First off, as somebody who actually teaches, the whole, 'anonymous grading,' thing might be fine for law school (though methinks they damn sure don't do that at, say, Harvard), but it's absurd for undergrads and wouldn't make any sense for grad students. A prof who's any good WANTS to respond to individuals--and our society is anonymous enough as it is.
I also have to say that while I certainly understand that there are bad profs--hell, from time to time I screw up and I AM one--the thing to do is not some ******** legislation of everything in the classroom. That's just a repressive fantasy of scientific teaching (you can TRAIN people scientifically, but you can't TEACH them that way), and--as the earlier portions of this thread point out--right-wing repression.
Then there are two other questions: a) what's up with students, and b) what's up with class society.

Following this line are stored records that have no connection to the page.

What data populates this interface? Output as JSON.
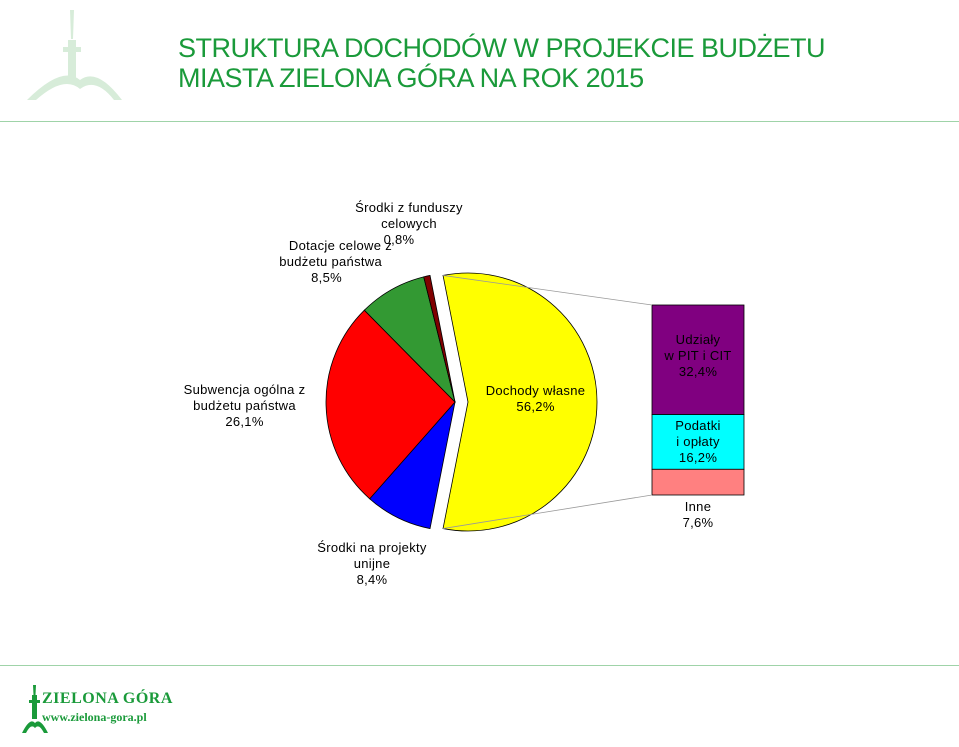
{
  "header": {
    "title_line1": "STRUKTURA DOCHODÓW W PROJEKCIE BUDŻETU",
    "title_line2": "MIASTA ZIELONA GÓRA NA ROK 2015"
  },
  "footer": {
    "brand": "ZIELONA GÓRA",
    "url": "www.zielona-gora.pl"
  },
  "colors": {
    "title": "#1a9a3a",
    "own_revenue": "#ffff00",
    "eu_projects": "#0000ff",
    "general_subsidy": "#ff0000",
    "targeted_grants": "#339933",
    "special_funds": "#800000",
    "pit_cit": "#800080",
    "taxes_fees": "#00ffff",
    "other": "#ff8080"
  },
  "chart_data": {
    "type": "pie",
    "pie": [
      {
        "label_lines": [
          "Dochody własne",
          "56,2%"
        ],
        "value": 56.2
      },
      {
        "label_lines": [
          "Środki na projekty",
          "unijne",
          "8,4%"
        ],
        "value": 8.4
      },
      {
        "label_lines": [
          "Subwencja ogólna z",
          "budżetu państwa",
          "26,1%"
        ],
        "value": 26.1
      },
      {
        "label_lines": [
          "Dotacje celowe z",
          "budżetu państwa",
          "8,5%"
        ],
        "value": 8.5
      },
      {
        "label_lines": [
          "Środki z funduszy",
          "celowych",
          "0,8%"
        ],
        "value": 0.8
      }
    ],
    "breakdown_of": "Dochody własne",
    "bar": [
      {
        "label_lines": [
          "Udziały",
          "w PIT i CIT",
          "32,4%"
        ],
        "value": 32.4
      },
      {
        "label_lines": [
          "Podatki",
          "i opłaty",
          "16,2%"
        ],
        "value": 16.2
      },
      {
        "label_lines": [
          "Inne",
          "7,6%"
        ],
        "value": 7.6
      }
    ]
  }
}
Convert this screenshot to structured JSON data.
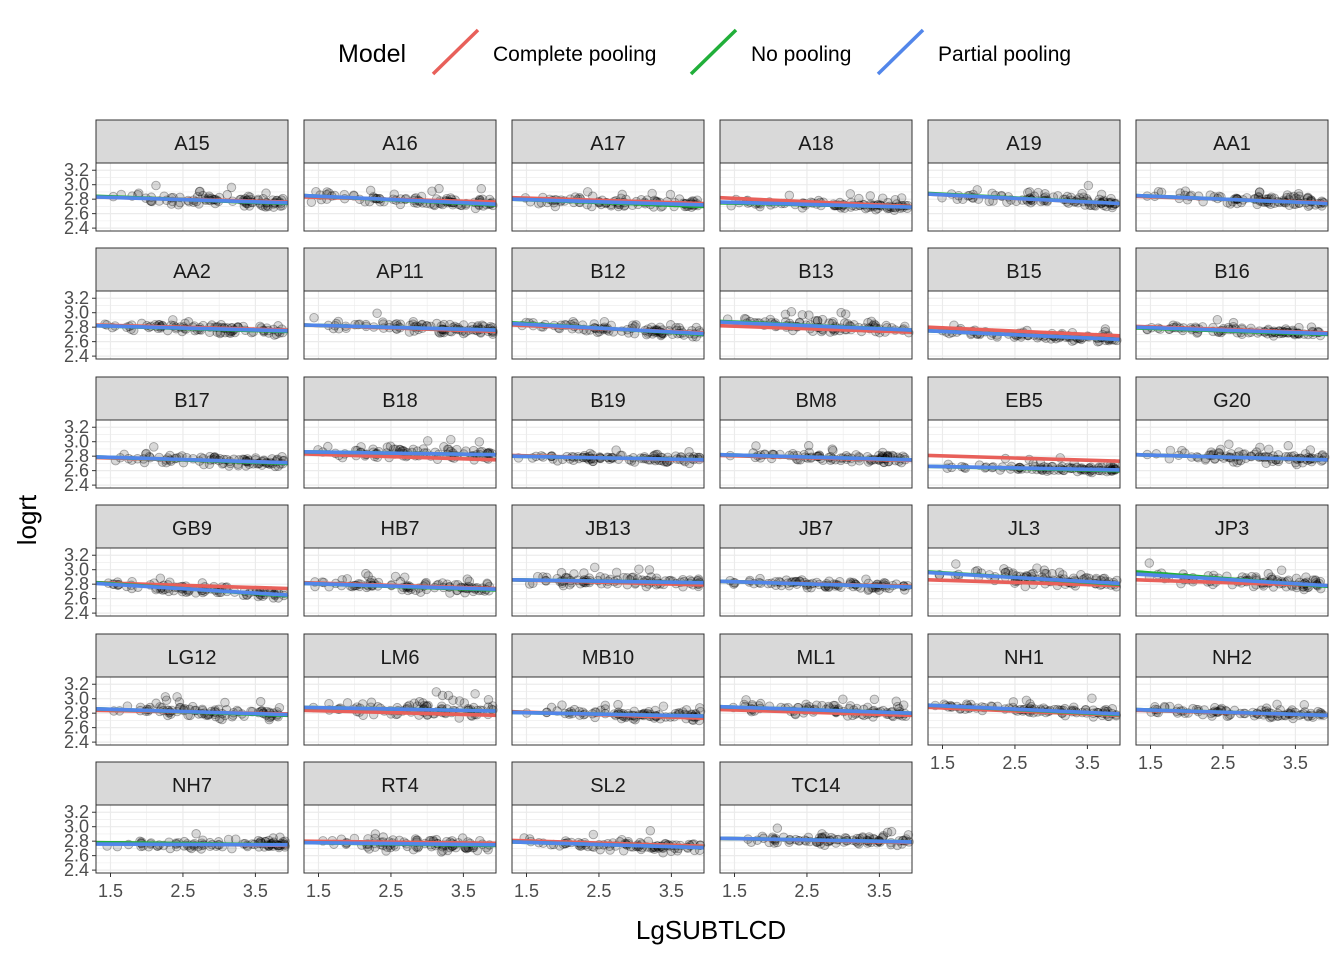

As a student in college and grad school, I argued all the time. Mostly, I was rewarded for it--and ya know what? part of my education was in learning how to cope with jerks who knew things I wanted to know. It never occurred to me to start yakking about this professor's manners or that professor's manners (a little late, it dawned on me that I'd had a couple of profs who treated women students badly, but that's a different issue), because I had the wacky idea that they knew things I didn't, and I was there to shaddup sometimes and learn what they knew. Kinda like in martial arts.
Speaking of martial arts, here's something I learned: much of the yakking, the questioning, the complaining, the fantasizing about teachers comes straight out of the student's unconscious. Part of you doesn't WANT to learn, because that means changing, and it will seize on any defense mechanism it can to stay the same as it is. When you yak, when you obsess on the teacher's personality (about which you really don't know all that much), you are protecting yourself from learning. You are very likely fantasizing.
And when you're not, when there's a real problem, stand up and go talk to the guy privately. Or make a complaint if necessary.
Mostly, though--as in martial arts--shut the hell up and do the work. The teacher knows more than you do, or you need to find another school or at least another teacher. And it's not the worst thing in the world--provided that the teacher knows their subject really well--if from time to time, you find yourself as a student stuck with just shutting up and taking notes like crazy.
As a corrective to this, see Roland Barthes, "Writers, Intellectuals, teachers."
The second point has to do with political repression in class society. Guess what? it isn't the upper class schools where students fuss themselves like this with their teachers. There, it's the same old thing: learn to deal with it, as you're going to have to learn to deal with reality. And go out to some cool place, have a beer or three, and ***** about the man's inadequate handling of, say, macroeconomic theory.
Most of this pc, "the student is as wise as the teacher," crap hits the community colleges and the state schools. I wouldn't mind if it were genuinely coming out of, say, feminist critiques of the classroom--but it's not. It's just another way of crippling students who don't have a lot of money, of giving them a lesser education under the guise of helping them.
And above all, give up the idea that every bonehead who thumps the Bible, the Koran or whatever knows as much about science and nature as an actual biologist. Give up the fantasy that every twit who's read the Cliff Notes, looked at the "Classics Illustrated," comic, and skimmed the first chaper of, "Moby-Dick; Or, The Whale," has as much to say about Herman Melville as somebody who's been stupid enough to devote, say, 10-15 years to studying American lit and another 10-15 to writing, teaching and getting tenured.
This is the student's fantasy, as much as it is the teacher's problem. Now if you want a discussion of all the things that ARE really wrong with the teaching profession, I'm your guy.